TRANSNATIONAL REALITIES ABOUT FINANCIAL INSTRUMENTS' MARKETS AND SYSTEMIC RISK MEASUREMENT
We know about the difficulties encountered in the stress-test process of the banks and the disputes between monetary surveillance agencies. We also stated that, with the lack of M5 and M6 information, agencies will again not be able to appraise systemic risks and will again be subject to failure as they were in 2007. Figures are not a jurisdictional or legal issue. They are first an information issue which attempts to be resolved, but overall are a political issue that agencies will never be able to deal with. This is the first issue leading to the conclusion that the FSB, conceptually the only possible forum, cannot be the solution without being supported by an international treaty that does not yet exist.
The second issue is that M5, M6 and their derivatives-only figure aggregates are not sufficient unless grounded by legal systems for the execution of instruments, resolution of bookkeepers and depository status precise accountability definitions (see Chapter 6 covering M5/M6 and M57M6'). This includes the allocation between nations of regulation and surveillance powers when not held by international bodies with such power. From the allocation of regulation and surveillance also derives the allocation of tax liability determination, especially in the intangible fields of digital and financial industries.
This allocation is not organized or, if organized, no longer effective and does not exist yet besides the special European set-up that we have discovered with the ongoing integration of the euro monetary zone. However, it is a national allocation within the EU and not an international one. Its relationship with the US dollar zone and other zones only goes through the FSB, with no legal power whatsoever. The postal treaties, sea or train transportation of past centuries are of limited scope compared with the scope of modem exchanges to be addressed in the financial sphere.

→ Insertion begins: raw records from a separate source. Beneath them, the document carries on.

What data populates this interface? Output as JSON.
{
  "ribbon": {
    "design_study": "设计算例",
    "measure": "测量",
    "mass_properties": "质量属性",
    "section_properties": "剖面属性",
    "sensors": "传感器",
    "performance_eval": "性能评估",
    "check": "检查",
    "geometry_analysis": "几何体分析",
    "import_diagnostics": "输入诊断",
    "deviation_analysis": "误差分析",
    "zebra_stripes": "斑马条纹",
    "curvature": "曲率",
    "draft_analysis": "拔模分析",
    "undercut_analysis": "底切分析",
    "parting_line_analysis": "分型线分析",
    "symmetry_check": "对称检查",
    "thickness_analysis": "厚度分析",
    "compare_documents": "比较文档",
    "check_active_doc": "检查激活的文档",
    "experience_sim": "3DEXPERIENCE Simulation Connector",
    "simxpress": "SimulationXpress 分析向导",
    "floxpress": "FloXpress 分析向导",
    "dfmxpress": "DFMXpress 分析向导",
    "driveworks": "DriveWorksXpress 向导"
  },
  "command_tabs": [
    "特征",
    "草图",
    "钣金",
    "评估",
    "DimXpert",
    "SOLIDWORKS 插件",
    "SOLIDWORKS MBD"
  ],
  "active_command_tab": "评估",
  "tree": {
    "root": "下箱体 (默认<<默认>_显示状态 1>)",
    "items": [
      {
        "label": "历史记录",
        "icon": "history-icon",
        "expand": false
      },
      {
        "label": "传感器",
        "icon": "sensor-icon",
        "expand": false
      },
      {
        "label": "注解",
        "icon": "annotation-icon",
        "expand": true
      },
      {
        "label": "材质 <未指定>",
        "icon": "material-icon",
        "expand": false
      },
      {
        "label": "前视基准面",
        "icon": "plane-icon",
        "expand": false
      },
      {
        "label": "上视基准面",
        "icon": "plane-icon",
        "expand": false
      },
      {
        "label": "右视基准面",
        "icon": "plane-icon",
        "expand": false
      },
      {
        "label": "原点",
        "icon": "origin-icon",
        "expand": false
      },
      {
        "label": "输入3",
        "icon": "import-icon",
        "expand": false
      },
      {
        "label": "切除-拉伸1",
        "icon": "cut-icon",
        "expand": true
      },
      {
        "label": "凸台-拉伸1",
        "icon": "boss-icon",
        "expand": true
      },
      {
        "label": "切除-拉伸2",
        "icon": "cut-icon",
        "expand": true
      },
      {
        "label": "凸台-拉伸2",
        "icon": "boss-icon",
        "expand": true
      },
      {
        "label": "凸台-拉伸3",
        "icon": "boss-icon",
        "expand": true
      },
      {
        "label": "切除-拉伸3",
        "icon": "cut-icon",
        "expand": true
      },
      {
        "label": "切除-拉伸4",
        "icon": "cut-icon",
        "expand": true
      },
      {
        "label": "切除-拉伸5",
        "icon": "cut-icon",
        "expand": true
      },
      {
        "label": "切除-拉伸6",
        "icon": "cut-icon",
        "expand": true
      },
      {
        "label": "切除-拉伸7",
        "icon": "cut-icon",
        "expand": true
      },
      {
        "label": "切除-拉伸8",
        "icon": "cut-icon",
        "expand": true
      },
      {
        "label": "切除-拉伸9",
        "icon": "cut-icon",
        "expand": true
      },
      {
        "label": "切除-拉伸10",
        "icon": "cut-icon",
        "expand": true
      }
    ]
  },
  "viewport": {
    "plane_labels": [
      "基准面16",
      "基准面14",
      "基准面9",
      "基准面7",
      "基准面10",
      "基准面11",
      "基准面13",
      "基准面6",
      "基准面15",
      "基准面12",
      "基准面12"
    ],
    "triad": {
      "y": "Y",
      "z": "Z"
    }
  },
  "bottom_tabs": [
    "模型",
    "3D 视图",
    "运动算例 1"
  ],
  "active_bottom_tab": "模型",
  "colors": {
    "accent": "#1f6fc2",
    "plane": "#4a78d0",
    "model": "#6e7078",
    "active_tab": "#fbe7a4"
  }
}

We believe that agency staff are in the same position, approaching classification and measurement of financial instruments. They try to give guidance about their valuation, but they operate within their jurisdiction, which is by nature a national one. By nature, financial markets are national, as instruments are. Financial markets being national, where registered, they are under the jurisdiction of one country's system of courts and surveillance. At the same time, legal execution processes of traded instruments are different for each country or monetary zone. However, with financial globalization, the markets' participants are either international or interconnected. That is the reason, with global systemic impacts, why the topic of markets being properly organized was raised by the G20 during its 2009 Pittsburgh meeting. The CDS and AIG issue of their London branch hit by Lehman Brothers' failure was on everyone's minds. The impact was absorbed by the US government rescue of AIG, but the underlying topic of international transactions and international players was not treated.
There is still a lot of research to be launched to develop unified standards on stamping, valuation of face value and guarantees that neither accounting standards nor laws have undertaken as yet. The efforts which need to be made are important to the efficiency of surveillance agencies, but above all to the allocation of seignorage rights between nations that should, in our minds, remain a constitutional privilege. This would also address, as we will see, the matter of excessive compensation in the financial sector. Orderly resolution processes of both financial institutions and market counterparties, if not achieved, are on the way, from an organizational point of view, on both sides of the Atlantic. Nevertheless, and we will come back to this later, no one knows with what funds a failure will be refinanced without opening the central banks' money printers. Being organized and becoming transparent also leads to a more systemic and more obvious image of macroeconomic international unbalances. The international character of marketplaces and instruments with their legal consequences has not been sufficiently addressed.